A bien écouter attentivement la plage de 23 minutes dédiée au travail de Linn sur le CD produit en 1990 par Silva Screen, intitulé American Ninjas And Fighters, on se dit que les sessions de répétitions n’ont pas dû être pléthoriques. Au mieux, peut-être y en eut-il une. Et encore. En est témoin le final de cette suite, qui vous fera décrocher un sourire tant le trompettiste s’époumone pour sonner la gloire du héros empyjamé en frôlant la fausse note. Une fausse note digne de Gonzo dans le générique du Muppet Show ! Heureusement que le mixage musique dans le film est en dessous de tout, ce qui fait qu’on ne le remarque pas de prime abord. Ce ne sera pas le cas des inénarrables boulettes de second plan lors des scènes de baston. Toutes les plages d’action/suspens sont menées par des boucles de synthés sensées rendre tout cela haletant. En réalité, ce n’est que lorsque Linn fait appel à l’orchestre pour fusionner avec ses synthés pulsatoires que l’auditeur sort un peu de sa torpeur.

 

Ce sera là l’unique haut fait d’armes du compositeur.

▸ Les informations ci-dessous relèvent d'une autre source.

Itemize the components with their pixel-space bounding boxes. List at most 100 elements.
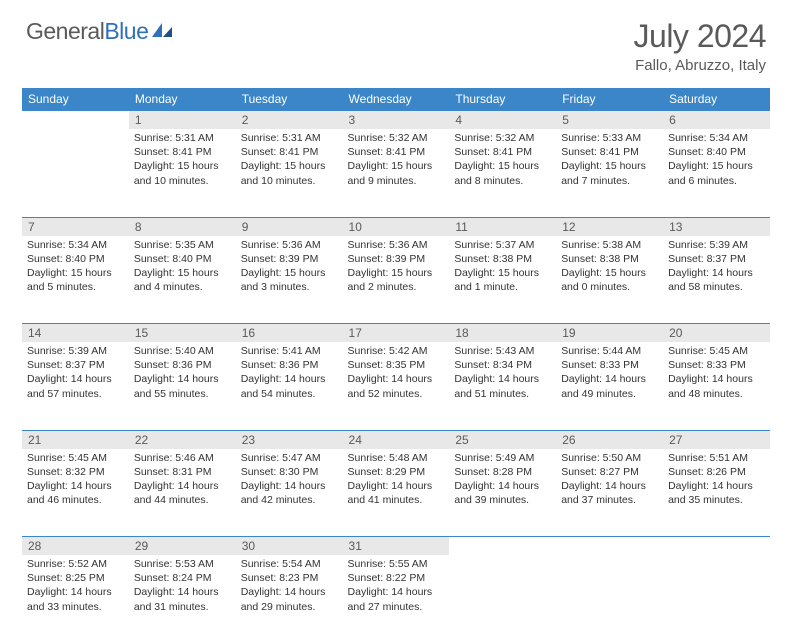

Michael Linn n’aura en effet pas vraiment l’occasion de travailler son style ni de marquer de son empreinte la musique de film hollywoodienne. Peut-être, en eut-il le temps, l’aurait-on vu sur quelque production d’envergure plus imposante ? Même si on peut retenir quelques sympathiques morceaux pour Allan Quatermain And The Lost City Of Gold (Allan Quatermain et la Cité de l’Or Perdu), la filmographie de Michael Linn se limitera malheureusement à une dizaine de titres obscurs pour des films de série B voire Z. Son travail de monteur musique sera un peu plus dense : il officiera notamment sur le remake de D.O.A. (Mort à l’Arrivée) d’Annabel Jankel et City Slickers 2 – The Legend Of Curly’s Gold (La Vie, l’Amour, les Vaches 2) de Paul Weiland, tout en servant parfois d’orchestrateur. Sa carrière sera interrompue à l’âge de 42 ans, après avoir combattu un cancer du poumon pendant plus de sept ans, lui qui n’avait jamais fumé une cigarette de sa vie… Ô paradoxe cruel.